As states add paid leave laws, they’re expanding worker eligibility. In Oregon, which began offering its residents paid leave this month, workers must have earned at least $1,000 in a year to qualify and can take up to 12 weeks of paid leave annually to care for either a family member or chosen family, meaning anyone whom the worker considers a family member. Like most states that offer paid leave, Oregon doesn’t automatically cover self-employed workers but allows them to opt in to the program, which they can do by making quarterly, income-based contributions. The maximum weekly benefit is $1,523.63.

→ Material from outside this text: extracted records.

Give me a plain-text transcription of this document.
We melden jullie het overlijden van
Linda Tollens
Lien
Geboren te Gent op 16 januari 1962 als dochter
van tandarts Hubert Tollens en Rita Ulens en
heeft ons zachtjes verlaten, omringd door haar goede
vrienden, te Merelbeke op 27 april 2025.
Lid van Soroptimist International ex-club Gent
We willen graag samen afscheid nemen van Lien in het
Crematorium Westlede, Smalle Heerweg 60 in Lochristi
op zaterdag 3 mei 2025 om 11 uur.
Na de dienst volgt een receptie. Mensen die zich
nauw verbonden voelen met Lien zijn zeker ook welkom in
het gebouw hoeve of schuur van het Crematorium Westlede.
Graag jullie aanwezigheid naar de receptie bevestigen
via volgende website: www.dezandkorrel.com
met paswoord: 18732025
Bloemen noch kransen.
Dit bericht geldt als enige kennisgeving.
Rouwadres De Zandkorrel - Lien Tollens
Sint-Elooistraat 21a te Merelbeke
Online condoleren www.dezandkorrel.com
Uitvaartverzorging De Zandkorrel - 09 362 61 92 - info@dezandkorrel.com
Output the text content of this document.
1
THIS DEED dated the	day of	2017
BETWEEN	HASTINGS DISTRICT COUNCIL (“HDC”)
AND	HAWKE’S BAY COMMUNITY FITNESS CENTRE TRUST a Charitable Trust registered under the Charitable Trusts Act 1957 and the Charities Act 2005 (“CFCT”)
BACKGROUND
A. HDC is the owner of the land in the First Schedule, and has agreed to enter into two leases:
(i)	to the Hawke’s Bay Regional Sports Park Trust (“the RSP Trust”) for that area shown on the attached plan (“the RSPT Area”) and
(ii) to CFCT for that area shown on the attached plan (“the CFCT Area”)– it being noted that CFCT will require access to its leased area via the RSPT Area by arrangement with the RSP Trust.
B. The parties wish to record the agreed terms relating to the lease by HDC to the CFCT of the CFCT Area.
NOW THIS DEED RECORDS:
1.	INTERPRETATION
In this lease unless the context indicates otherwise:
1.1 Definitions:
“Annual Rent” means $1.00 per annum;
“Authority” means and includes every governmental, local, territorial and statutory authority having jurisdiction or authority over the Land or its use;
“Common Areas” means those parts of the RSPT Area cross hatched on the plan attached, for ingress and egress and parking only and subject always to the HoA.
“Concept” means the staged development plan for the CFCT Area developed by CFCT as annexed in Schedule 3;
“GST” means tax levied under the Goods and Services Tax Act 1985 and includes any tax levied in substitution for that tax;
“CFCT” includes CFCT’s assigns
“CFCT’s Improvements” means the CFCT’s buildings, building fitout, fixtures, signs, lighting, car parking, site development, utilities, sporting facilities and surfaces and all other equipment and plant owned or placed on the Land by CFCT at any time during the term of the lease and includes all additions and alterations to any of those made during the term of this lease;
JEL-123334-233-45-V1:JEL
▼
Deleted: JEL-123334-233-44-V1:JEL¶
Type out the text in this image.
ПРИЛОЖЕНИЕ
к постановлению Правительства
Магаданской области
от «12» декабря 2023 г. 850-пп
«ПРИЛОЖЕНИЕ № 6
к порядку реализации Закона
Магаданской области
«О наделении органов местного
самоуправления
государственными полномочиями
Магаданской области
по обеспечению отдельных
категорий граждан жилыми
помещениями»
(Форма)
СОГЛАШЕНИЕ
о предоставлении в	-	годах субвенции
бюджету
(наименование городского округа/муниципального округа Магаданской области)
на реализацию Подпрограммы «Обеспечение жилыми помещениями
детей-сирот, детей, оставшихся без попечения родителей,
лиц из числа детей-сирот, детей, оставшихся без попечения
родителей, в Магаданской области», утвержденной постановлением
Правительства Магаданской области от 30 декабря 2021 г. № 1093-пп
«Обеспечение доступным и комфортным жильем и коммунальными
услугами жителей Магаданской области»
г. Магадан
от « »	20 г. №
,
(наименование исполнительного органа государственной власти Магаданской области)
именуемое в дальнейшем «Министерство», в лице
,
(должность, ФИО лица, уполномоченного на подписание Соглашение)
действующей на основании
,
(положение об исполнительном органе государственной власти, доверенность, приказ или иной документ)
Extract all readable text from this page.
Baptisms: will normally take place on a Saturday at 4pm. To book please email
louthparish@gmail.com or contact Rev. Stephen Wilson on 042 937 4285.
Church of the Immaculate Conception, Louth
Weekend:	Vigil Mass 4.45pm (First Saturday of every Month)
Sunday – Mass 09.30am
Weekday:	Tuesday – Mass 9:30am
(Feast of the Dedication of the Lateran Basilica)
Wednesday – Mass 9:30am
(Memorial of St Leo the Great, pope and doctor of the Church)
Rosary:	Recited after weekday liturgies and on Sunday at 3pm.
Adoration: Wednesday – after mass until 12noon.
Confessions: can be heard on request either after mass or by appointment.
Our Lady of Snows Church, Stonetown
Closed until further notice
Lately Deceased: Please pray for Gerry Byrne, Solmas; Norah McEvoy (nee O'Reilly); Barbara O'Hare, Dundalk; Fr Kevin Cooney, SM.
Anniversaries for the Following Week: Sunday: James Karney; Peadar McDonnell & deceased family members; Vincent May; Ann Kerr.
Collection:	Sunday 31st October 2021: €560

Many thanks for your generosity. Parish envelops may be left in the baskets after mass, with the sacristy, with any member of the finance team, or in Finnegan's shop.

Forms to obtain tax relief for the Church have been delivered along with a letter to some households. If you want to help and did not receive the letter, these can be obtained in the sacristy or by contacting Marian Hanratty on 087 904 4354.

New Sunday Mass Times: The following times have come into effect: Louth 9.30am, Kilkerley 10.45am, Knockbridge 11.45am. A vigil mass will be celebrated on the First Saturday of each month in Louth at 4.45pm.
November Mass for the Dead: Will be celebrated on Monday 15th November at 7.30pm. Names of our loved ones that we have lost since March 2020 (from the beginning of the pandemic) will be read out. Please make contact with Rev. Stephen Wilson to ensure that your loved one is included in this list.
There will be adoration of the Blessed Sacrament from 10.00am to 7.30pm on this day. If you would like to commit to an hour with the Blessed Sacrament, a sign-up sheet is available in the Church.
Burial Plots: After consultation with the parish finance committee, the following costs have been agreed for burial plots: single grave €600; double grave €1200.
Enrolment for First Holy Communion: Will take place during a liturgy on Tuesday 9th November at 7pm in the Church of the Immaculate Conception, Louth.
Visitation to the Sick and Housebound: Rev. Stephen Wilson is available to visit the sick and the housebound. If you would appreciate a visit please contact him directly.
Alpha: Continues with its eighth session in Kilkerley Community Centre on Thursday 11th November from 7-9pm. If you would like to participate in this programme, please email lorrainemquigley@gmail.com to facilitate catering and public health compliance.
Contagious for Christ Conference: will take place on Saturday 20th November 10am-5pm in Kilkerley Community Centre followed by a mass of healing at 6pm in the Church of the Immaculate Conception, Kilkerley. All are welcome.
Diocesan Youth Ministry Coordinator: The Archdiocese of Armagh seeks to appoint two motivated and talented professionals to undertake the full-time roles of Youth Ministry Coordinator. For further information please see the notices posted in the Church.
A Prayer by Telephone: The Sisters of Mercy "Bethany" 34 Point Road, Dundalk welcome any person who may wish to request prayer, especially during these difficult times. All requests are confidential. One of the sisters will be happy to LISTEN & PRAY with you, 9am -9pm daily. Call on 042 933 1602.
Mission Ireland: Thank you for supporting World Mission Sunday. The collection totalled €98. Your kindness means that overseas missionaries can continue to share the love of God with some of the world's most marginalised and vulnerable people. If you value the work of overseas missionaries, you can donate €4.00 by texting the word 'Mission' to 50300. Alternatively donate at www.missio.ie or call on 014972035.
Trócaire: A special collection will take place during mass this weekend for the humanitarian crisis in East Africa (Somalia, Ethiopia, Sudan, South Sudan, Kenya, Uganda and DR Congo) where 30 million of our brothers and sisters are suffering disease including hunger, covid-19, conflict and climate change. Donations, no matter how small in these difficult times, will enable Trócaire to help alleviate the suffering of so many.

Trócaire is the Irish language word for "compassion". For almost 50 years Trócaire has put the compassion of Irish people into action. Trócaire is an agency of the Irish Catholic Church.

Every extra dollar is helpful because “caregiving is expensive,” said Vicki Shabo, a senior fellow for paid leave policy and strategy at New America, a left-leaning policy group. Caregivers spend, on average, about $7,200 annually on caregiving, and those expenses — for items like special food for an ill person, health supplements or parking at a hospital — eat up 26 percent of caregivers’ incomes, according to a 2021 AARP survey.

“Having access to paid leave means being able at least to afford the basics,” Ms. Shabo said.

In states that have paid leave, one challenge is informing workers, particularly low-wage workers, that the leave programs exist, said Jenya Cassidy, the director of the California Work and Family Coalition.

“People either have never heard of it or assume it’s not for them,” Ms. Cassidy said.

Her organization recently held an informational round table, she said, where some participants described themselves providing care for others but didn’t identify as caregivers. “They said, ‘I’m just a daughter, a mother, fill in the blank,’” Ms. Cassidy recalled. “It’s such an invisible thing in our culture, the role of being an unpaid caregiver.”

Caregivers of adults tend to be older themselves — more than half are at least 50 — and six out of 10 are women, according to a 2020 AARP survey. They are more likely than non-caregivers to have less than $1,000 in savings and investments, and, when they retire early, are more likely to cite caregiving as a reason (rather than being able to afford to leave work), according to a 2023 report from the Employee Benefit Research Institute.